Observatory resident Jill Darvall has to find an extra R300 a month to feed her meter after the new electricity tariffs kicked in on July 1.
They are based on property values, and it doesn’t seem to matter if you’re a tenant, like Ms Darvall is, or if you own the house.
“I have been living here for 21 years, and I have never bought electricity for more than R200. The municipality encouraged us to use under 300 units a month, and we were rewarded with 60 units free. For my R200 at 0.97c a unit I would get R185 units + 60 free on ‘Lifeline’,” Ms Darvall said.
“They have now changed us to ‘Domestic’, and for my R350 at 1.69c a unit I get 180 units, leaving me short of 65 units for the month. I have to spend R150 more to get the extra 77.90 units. So I now have to fork out R500 a month to get the same amount of units. Who in these hard times has an extra R300 a month.
“The municipality now says it is no longer charging on consumption but on the value of property. Like thousands of other people, I rent my property and, like thousands of people, make the effort to use electricity sparingly. So why are we being penalised for property that we rent? I think this is grossly unfair to many who can’t afford this hike,” Ms Darvall said.
The City said it had received a few complaints about the hikes, but it was aware of the outcry on social media.
Mayoral committee member for finance, Johan van der Merwe, said that when the Lifeline had been introduced, property values were not considered. Residents only had to use less than a certain amount to qualify, as, historically, higher consumption was a fairly accurate indicator of economic prosperity.
“Now residents must live in a property valued at less than
R400 000 to qualify for the Lifeline. Firstly, the price of electricity has risen to the point that, in the interests of fairness to the rest of the rates base who provide the subsidy, the City must make sure that only those who are truly indigent qualify.
“Secondly, customers are able to reduce their consumption of municipal electricity to the point where it no longer reflects their economic status, because they have access to other technologies such as solar heating.
“We would like to tailor the criteria more carefully, but it would be impractical from an administrative point of view. Property value is a reasonable indicator of ability to pay, and it is already being tracked for determining rates contributions. So it was logical to extend this methodology to electricity users,” Mr Van der Merwe said.
He said the monthly service charges, which were proposed in the draft budget, had not been scrapped, just deferred to allow for a comprehensive publicity campaign and public participation process to be undertaken.
“The property value requirement for the Lifeline has been in place for some time, especially new connections. All properties historically placed on Lifeline valued at more than R1 million were moved across last year. This is the next phase.

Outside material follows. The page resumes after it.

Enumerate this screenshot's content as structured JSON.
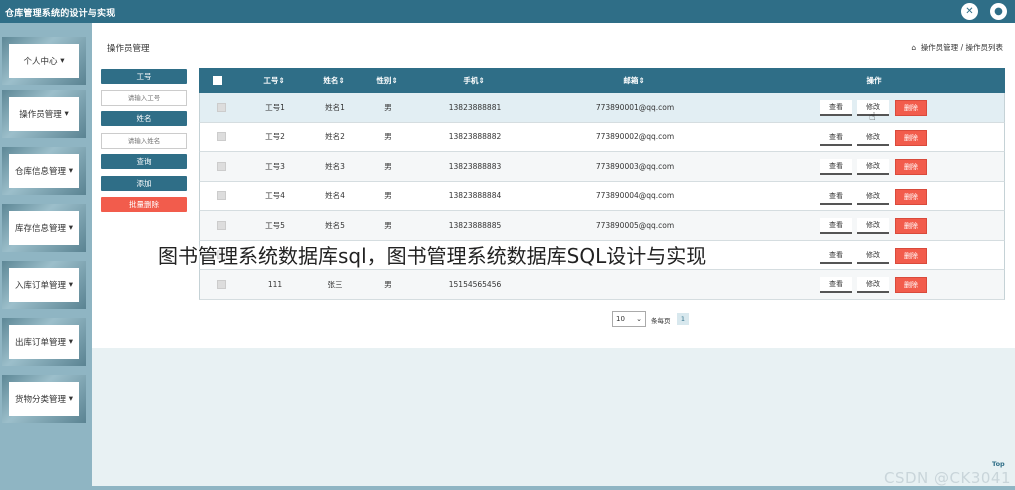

“The City believes this is fair. Although customers moved off the Lifeline tariff due to property values no longer benefit from the same high subsidy, they are still able to buy electricity more cheaply than it costs to supply it, so long as their consumption remains under 600 units a month. The level of subsidy (which) ranges from R313 a month (or 45%) for those using 200 units to approximately R118 a month (or 12%) for those using 450 units (the consumption threshold for the Lifeline tariff), gets smaller as consumption increases,” Mr Van der Merwe explained.
Mr Van der Merwe said the
40 000 residents migrated to Domestic had so far been shielded from the effects of the Eskom increases as they had been subsidised by other residents. However, given the impact of those increases on the consumers shouldering the burden, the City had to now tighten up on who received what level of subsidy.
“There is a significant portion of residents living on properties valued between R400 000 and
R1 million who have never had access to the Lifeline tariff due to higher consumption, but also have very tight budgets,” said Mr Van der Merwe.
“Those supplied via credit meters do not have access to the Lifeline tariff as a rule. One of the conditions of qualification for subsidy is that controls are instituted to protect against the accumulation of bad debts which must be covered by the rest of the customer base.
“Property value is widely used to determine the application of different tariffs. Some cities, such as Thekwini, require you to be registered as indigent to receive any level of support.
“Each metro develops tariffs that are workable according to their context. Each metro will have a different mix of industrial, commercial and residential customers, and, as such, will have different levels of cross-subsidisation across these categories.
“Johannesburg City Power has a lot more big industry, so they can subsidise residential customers to a larger extent without the kind of impact on non-residential customers that the City of Cape Town would face.
“We also start with a 3% disadvantage compared with Johannesburg because we are further away from Megawatt Park,” said Mr Van der Merwe.